Gethsemane The Origins and Rise of the Intellectual Revolution in the Church
Author(s): Giuseppe Cardinal Siri
Here is the clarity you need in an age of “linguistic acrobatics” that has attempted to change the meaning of sacred truths. Theological misinterpretations and free thinking have sparked a revolution that has redefined “love” and “knowledge.” The “reconstitution of history” has reduced Christ to simply a great man, the firsthand accounts of the apostles are overthrown for “transcendental pluralism,” and the absence of objective truth has yielded “perpetual existential instability.”

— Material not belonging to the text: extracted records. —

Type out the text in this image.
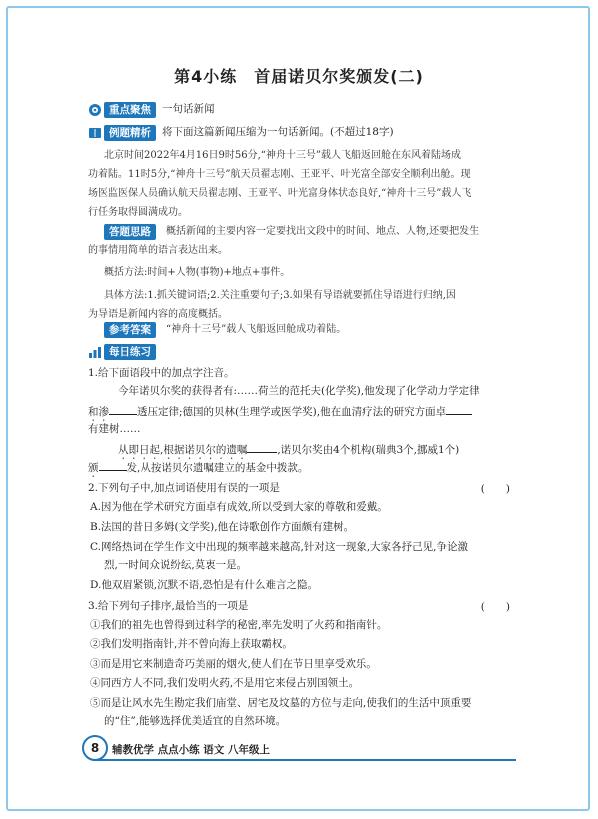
第4小练　首届诺贝尔奖颁发(二)
重点聚焦	一句话新闻
例题精析	将下面这篇新闻压缩为一句话新闻。(不超过18字)
北京时间2022年4月16日9时56分,“神舟十三号”载人飞船返回舱在东风着陆场成
功着陆。11时5分,“神舟十三号”航天员翟志刚、王亚平、叶光富全部安全顺利出舱。现
场医监医保人员确认航天员翟志刚、王亚平、叶光富身体状态良好,“神舟十三号”载人飞
行任务取得圆满成功。
答题思路	概括新闻的主要内容一定要找出文段中的时间、地点、人物,还要把发生
的事情用简单的语言表达出来。
概括方法:时间+人物(事物)+地点+事件。
具体方法:1.抓关键词语;2.关注重要句子;3.如果有导语就要抓住导语进行归纳,因
为导语是新闻内容的高度概括。
参考答案	“神舟十三号”载人飞船返回舱成功着陆。
每日练习
1.给下面语段中的加点字注音。
今年诺贝尔奖的获得者有:……荷兰的范托夫(化学奖),他发现了化学动力学定律
和渗	透压定律;德国的贝林(生理学或医学奖),他在血清疗法的研究方面卓
有建树……
从即日起,根据诺贝尔的遗嘱	,诺贝尔奖由4个机构(瑞典3个,挪威1个)
颁	发,从按诺贝尔遗嘱建立的基金中拨款。
2.下列句子中,加点词语使用有误的一项是	(　　)
A.因为他在学术研究方面卓有成效,所以受到大家的尊敬和爱戴。
B.法国的昔日多姆(文学奖),他在诗歌创作方面颇有建树。
C.网络热词在学生作文中出现的频率越来越高,针对这一现象,大家各抒己见,争论激
烈,一时间众说纷纭,莫衷一是。
D.他双眉紧锁,沉默不语,恐怕是有什么难言之隐。
3.给下列句子排序,最恰当的一项是	(　　)
①我们的祖先也曾得到过科学的秘密,率先发明了火药和指南针。
②我们发明指南针,并不曾向海上获取霸权。
③而是用它来制造奇巧美丽的烟火,使人们在节日里享受欢乐。
④同西方人不同,我们发明火药,不是用它来侵占别国领土。
⑤而是让风水先生勘定我们庙堂、居宅及坟墓的方位与走向,使我们的生活中顶重要
的“住”,能够选择优美适宜的自然环境。
8	辅教优学 点点小练 语文 八年级上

If you're fed up with the prevalence of errant philosophies and are looking for a means of defending your Faith, this book is for you. In this reprint of Gethsemane The Origins and Rise of the Intellectual Revolution in the Church, the renowned Joseph Cardinal Siri corrects the erroneous teaching of controversial twentieth-century theologians Henri de Lubac, Jacques Maritain, Karl Rahner, and Hans Kung.
In these pages, you will learn the truth about the gamut of dominant heresies, including relativism, rationalism, modernism, cosmic monism, pantheism, anthropocentrism, dogmatic evolutionism, subjectivism, intellectual esoterism, and secularization in the Church.
Best of all, Cardinal Siri provides the answer to this persistent crisis of confusion — that “the whole historicist heritage must be overturned within itself.” And he teaches how to avoid the “intellectual kaleidoscope” that correlates unreal concepts to eternal truth.
In Gethsemane, readers will discover why it is imperative to uphold divine revelation, to recognize Original Sin and man's need for salvation, and consistently to reaffirm Catholic doctrines and dogma.
Cardinal Siri explains that, without revelation, we lose all objectivity and plummet into an “existential night.” It is only by imitating the fiat of Jesus and Mary that we enter into the unity and adoration where truth is revealed. Christ affirmed that the Church is His Mystical Body. Jesus did not abandon us in His agony and we are called to remain true to His teaching until the end.